The UFT leader said in a statement, "While we know the Mayor and the Chancellor want schools to be safe, this audit confirms a practice educators and the UFT have complained about for years: the failure to report all school incidents. Making schools seem safer than they really are does a disservice to parents, students and educators because those schools don't get the attention and resources they need to be made safer, putting everyone inside at risk."

Council of School Supervisors and Administrators President Ernie Logan, whose members were among the targets of Mr. Thompson's criticism, had a more-measured view of the report, saying the union disagreed "with the methodology and the interpretation of the data that led to the findings in this audit.

"The Comptroller is right when he says guidelines and instructions can be vague and open-ended," the CSA leader said in a statement. "The guidelines need to be cleaned up, and more supervision by the DOE is appropriate. However, professional judgment is also important. There are different levels of incidents and different methods of dealing with each incident."

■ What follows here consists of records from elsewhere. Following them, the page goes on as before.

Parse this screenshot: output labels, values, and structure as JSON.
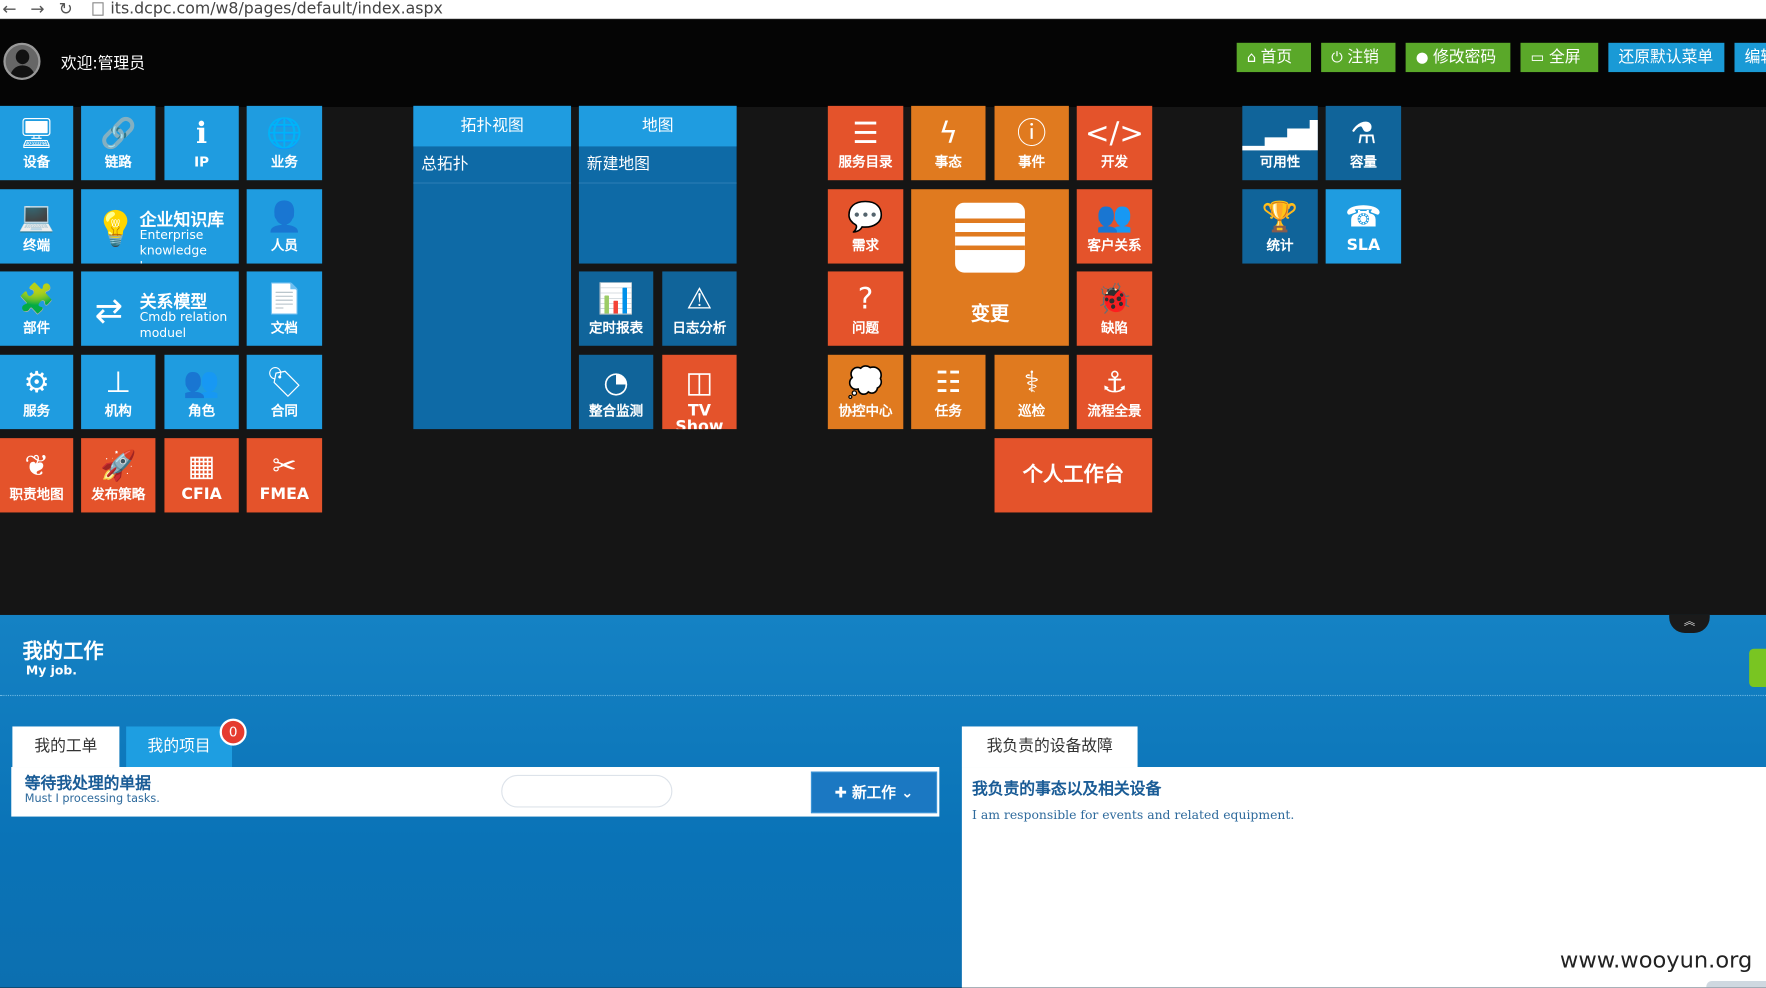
{
  "browser": {
    "url": "its.dcpc.com/w8/pages/default/index.aspx"
  },
  "header": {
    "welcome": "欢迎:管理员",
    "buttons": {
      "home": "首页",
      "logout": "注销",
      "change_password": "修改密码",
      "fullscreen": "全屏",
      "restore_menu": "还原默认菜单",
      "edit": "编辑"
    }
  },
  "tiles": {
    "device": "设备",
    "link": "链路",
    "ip": "IP",
    "business": "业务",
    "terminal": "终端",
    "knowledge_title": "企业知识库",
    "knowledge_sub": "Enterprise knowledge base",
    "personnel": "人员",
    "component": "部件",
    "relation_title": "关系模型",
    "relation_sub": "Cmdb relation moduel",
    "document": "文档",
    "service": "服务",
    "organization": "机构",
    "role": "角色",
    "contract": "合同",
    "duty_map": "职责地图",
    "release_strategy": "发布策略",
    "cfia": "CFIA",
    "fmea": "FMEA",
    "topology_header": "拓扑视图",
    "topology_item": "总拓扑",
    "map_header": "地图",
    "map_item": "新建地图",
    "scheduled_report": "定时报表",
    "log_analysis": "日志分析",
    "integrated_monitor": "整合监测",
    "tv_show": "TV Show",
    "service_catalog": "服务目录",
    "situation": "事态",
    "event": "事件",
    "develop": "开发",
    "demand": "需求",
    "change": "变更",
    "customer_relation": "客户关系",
    "problem": "问题",
    "defect": "缺陷",
    "coordination_center": "协控中心",
    "task": "任务",
    "inspection": "巡检",
    "process_panorama": "流程全景",
    "personal_workbench": "个人工作台",
    "availability": "可用性",
    "capacity": "容量",
    "statistics": "统计",
    "sla": "SLA"
  },
  "work": {
    "title": "我的工作",
    "subtitle": "My job.",
    "tabs": {
      "my_orders": "我的工单",
      "my_projects": "我的项目",
      "my_device_faults": "我负责的设备故障"
    },
    "project_badge": "0",
    "pending_title": "等待我处理的单据",
    "pending_sub": "Must I processing tasks.",
    "search_placeholder": "",
    "new_work": "新工作",
    "events_title": "我负责的事态以及相关设备",
    "events_sub": "I am responsible for events and related equipment."
  },
  "watermark": "www.wooyun.org",
  "colors": {
    "tile_blue": "#1f9ce0",
    "tile_red": "#e4532b",
    "tile_orange": "#e07a1f",
    "tile_dark": "#10649a",
    "header_green": "#5aa829",
    "header_blue": "#1a9ad6"
  }
}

Mr. Thompson said in response to a question that there was no indication that the greatest degree of underreporting was occurring in schools that either had already been classified as dangerous or would have received that designation if all the violent incidents were accurately recorded and reported to the state.

Omissions 'Intentional'

In some instances, he said, the "generalized and vague instructions the DOE has given to Principals" were a contributing factor. "In some schools," he added, "I think there is an intentional underreporting."

The Comptroller said he did not believe the problem was systemic.

The report noted that DOE had acknowledged that two of the schools studied, Boys and Girls and Alfred E. Smith High School in The Bronx, had failed to satisfactorily report incidents during the 2004-2005 school year, but claimed that the problems had since been addressed. DOE also contended that "many fighting incidents included in the sample are reasonably classified [by the schools themselves] as 'minor altercations' not involving weapons and not resulting in injury."